Ouvir Smiths em looping. Parar de ouvir tudo que lembra o motivo da dor (em casos de término de relacionamento, por exemplo, é meio qualquer música). Beber. Se abrir para amigos, colegas e completos estranhos se expondo de maneira vexaminosa. Beber. Vergonha. Ressaca. Arrependimento. Beber. Longas caminhadas contemplativas. Sensação estranha de superioridade por achar que conhece a dor mais do que ninguém. Ouvir conversa dos outros nas ruas de maneira condescendente e irônica. Beber. Escrever em um caderninho amassado com a certeza de que está fazendo boa poesia. Publicar em um blog. Se arrepender amargamente depois. Beber. Ligações estúpidas no meio da madrugada. Beber. Ir ao cinema sozinho e ter certeza de que só você entendeu o filme. Chorar no cinema. Beber. Chorar no ponto de ônibus. Sacar a beleza de cenas absolutamente vulgares e cotidianas; escrever no blog a respeito. Beber. Andar de metrô sem destino certo. Chorar no metrô. Beber. Sair com a mesma roupa dias seguidos. Ah, fumar quatrocentos mil cigarros durante todo o processo.

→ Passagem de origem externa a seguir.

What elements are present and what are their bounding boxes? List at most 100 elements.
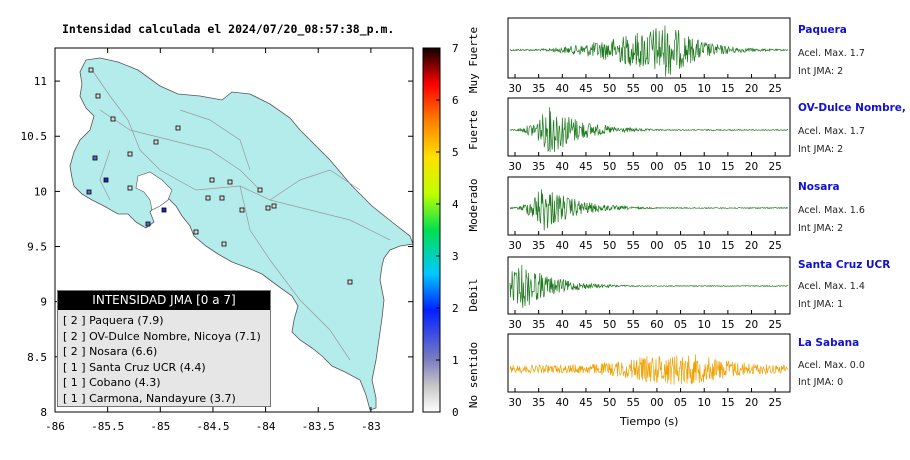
- trace-panel-frame: [507, 97, 791, 157]
- road-network: [91, 69, 391, 361]
- legend-list: [ 2 ] Paquera (7.9) [ 2 ] OV-Dulce Nombr…: [58, 310, 270, 406]
- time-tick-label: 05: [674, 161, 687, 173]
- station-int: Int JMA: 2: [798, 223, 844, 234]
- time-tick-label: 55: [627, 240, 640, 252]
- acceleration-waveform: [509, 25, 789, 77]
- time-tick-label: 45: [579, 240, 592, 252]
- gulf-of-nicoya: [135, 171, 173, 211]
- y-tick-label: 9: [40, 296, 47, 309]
- time-tick-label: 05: [674, 83, 687, 95]
- time-tick-label: 30: [508, 240, 521, 252]
- x-tick-label: -83: [361, 420, 381, 433]
- colorbar-tick-label: 4: [452, 198, 459, 211]
- costa-rica-land: [69, 57, 414, 411]
- time-tick-label: 55: [627, 319, 640, 331]
- time-tick-label: 50: [603, 397, 616, 409]
- time-tick-label: 30: [508, 397, 521, 409]
- legend-item: [ 1 ] Santa Cruz UCR (4.4): [63, 360, 206, 374]
- time-tick-label: 30: [508, 83, 521, 95]
- x-tick-label: -83.5: [302, 420, 335, 433]
- station-acel: Acel. Max. 0.0: [798, 360, 865, 371]
- time-tick-label: 40: [556, 319, 569, 331]
- time-tick-label: 20: [745, 240, 758, 252]
- colorbar-ticks: 0 1 2 3 4 5 6 7: [436, 42, 459, 419]
- acceleration-waveform: [509, 264, 789, 308]
- time-tick-label: 60: [650, 319, 663, 331]
- time-axis-label: Tiempo (s): [620, 415, 679, 428]
- station-int: Int JMA: 0: [798, 377, 844, 388]
- station-name: Paquera: [798, 24, 847, 36]
- map-axis-ticks: -86 -85.5 -85 -84.5 -84 -83.5 -83 11 10.5 10 9.5 9 8…: [21, 48, 413, 433]
- y-tick-label: 11: [34, 75, 47, 88]
- x-tick-label: -85.5: [91, 420, 124, 433]
- y-tick-label: 8.5: [27, 351, 47, 364]
- time-tick-label: 10: [698, 397, 711, 409]
- colorbar-tick-label: 0: [452, 406, 459, 419]
- colorbar-category-label: Muy Fuerte: [467, 27, 480, 93]
- time-tick-label: 15: [721, 397, 734, 409]
- time-tick-label: 35: [532, 397, 545, 409]
- time-tick-label: 25: [768, 83, 781, 95]
- colorbar: [422, 47, 441, 413]
- station-acel: Acel. Max. 1.7: [798, 48, 865, 59]
- time-tick-label: 10: [698, 83, 711, 95]
- colorbar-category-labels: No sentido Debil Moderado Fuerte Muy Fuerte: [467, 27, 480, 408]
- time-tick-label: 50: [603, 83, 616, 95]
- time-tick-label: 15: [721, 83, 734, 95]
- colorbar-category-label: No sentido: [467, 342, 480, 408]
- colorbar-tick-label: 2: [452, 302, 459, 315]
- colorbar-tick-label: 6: [452, 94, 459, 107]
- station-name: Nosara: [798, 181, 840, 193]
- y-tick-label: 10: [34, 185, 47, 198]
- time-tick-label: 35: [532, 83, 545, 95]
- time-tick-label: 55: [627, 397, 640, 409]
- station-int: Int JMA: 2: [798, 144, 844, 155]
- y-tick-label: 10.5: [21, 130, 48, 143]
- time-tick-label: 25: [768, 161, 781, 173]
- time-tick-label: 10: [698, 240, 711, 252]
- time-tick-label: 50: [603, 240, 616, 252]
- station-acel: Acel. Max. 1.7: [798, 126, 865, 137]
- time-tick-label: 30: [508, 319, 521, 331]
- time-tick-label: 35: [532, 240, 545, 252]
- colorbar-tick-label: 3: [452, 250, 459, 263]
- time-tick-label: 15: [721, 319, 734, 331]
- time-tick-label: 20: [745, 397, 758, 409]
- time-tick-label: 50: [603, 161, 616, 173]
- map-title: Intensidad calculada el 2024/07/20_08:57…: [62, 22, 395, 36]
- time-tick-label: 45: [579, 83, 592, 95]
- time-tick-label: 15: [721, 161, 734, 173]
- legend-item: [ 2 ] Nosara (6.6): [63, 345, 158, 358]
- time-tick-label: 00: [650, 161, 663, 173]
- time-tick-label: 55: [627, 83, 640, 95]
- map-frame: [54, 47, 414, 413]
- station-markers: [86, 67, 353, 285]
- time-tick-label: 40: [556, 397, 569, 409]
- legend-item: [ 1 ] Cobano (4.3): [63, 376, 161, 389]
- time-tick-label: 20: [745, 83, 758, 95]
- time-tick-label: 05: [674, 319, 687, 331]
- legend-item: [ 2 ] Paquera (7.9): [63, 314, 164, 327]
- time-tick-label: 00: [650, 240, 663, 252]
- time-tick-label: 10: [698, 319, 711, 331]
- time-tick-label: 40: [556, 161, 569, 173]
- time-tick-label: 05: [674, 240, 687, 252]
- time-tick-label: 15: [721, 240, 734, 252]
- time-tick-label: 00: [650, 83, 663, 95]
- time-tick-label: 45: [579, 161, 592, 173]
- legend-item: [ 1 ] Carmona, Nandayure (3.7): [63, 391, 236, 405]
- time-tick-label: 10: [698, 161, 711, 173]
- station-name: Santa Cruz UCR: [798, 259, 891, 271]
- colorbar-tick-label: 5: [452, 146, 459, 159]
- colorbar-category-label: Fuerte: [467, 110, 480, 150]
- time-tick-label: 25: [768, 240, 781, 252]
- x-tick-label: -86: [45, 420, 65, 433]
- time-tick-label: 40: [556, 240, 569, 252]
- colorbar-tick-label: 1: [452, 354, 459, 367]
- y-tick-label: 9.5: [27, 241, 47, 254]
- legend-title: INTENSIDAD JMA [0 a 7]: [58, 291, 270, 310]
- station-int: Int JMA: 1: [798, 299, 844, 310]
- time-tick-label: 05: [674, 397, 687, 409]
- time-tick-label: 00: [650, 397, 663, 409]
- colorbar-tick-label: 7: [452, 42, 459, 55]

Querendo ou não, a fossa tem todo seu valor terapêutico. Uma maneira quase performática em lidar e expurgar a dor. Pelo menos era a maneira que eu fazia e aparentemente funcionava. Acho. Não sei. Funcionava?

Fato é que agora, por mais miserável que esteja me sentindo, tenho que acordar e cantar "Meu pé, meu querido pé que me aguenta o dia inteiro uouuuuo!.... Banhinho é bom! Banhinho é muito bom!" e seguir toda nossa animada rotina de mamadeiras, chupetas e banhos com patinhos laranjas.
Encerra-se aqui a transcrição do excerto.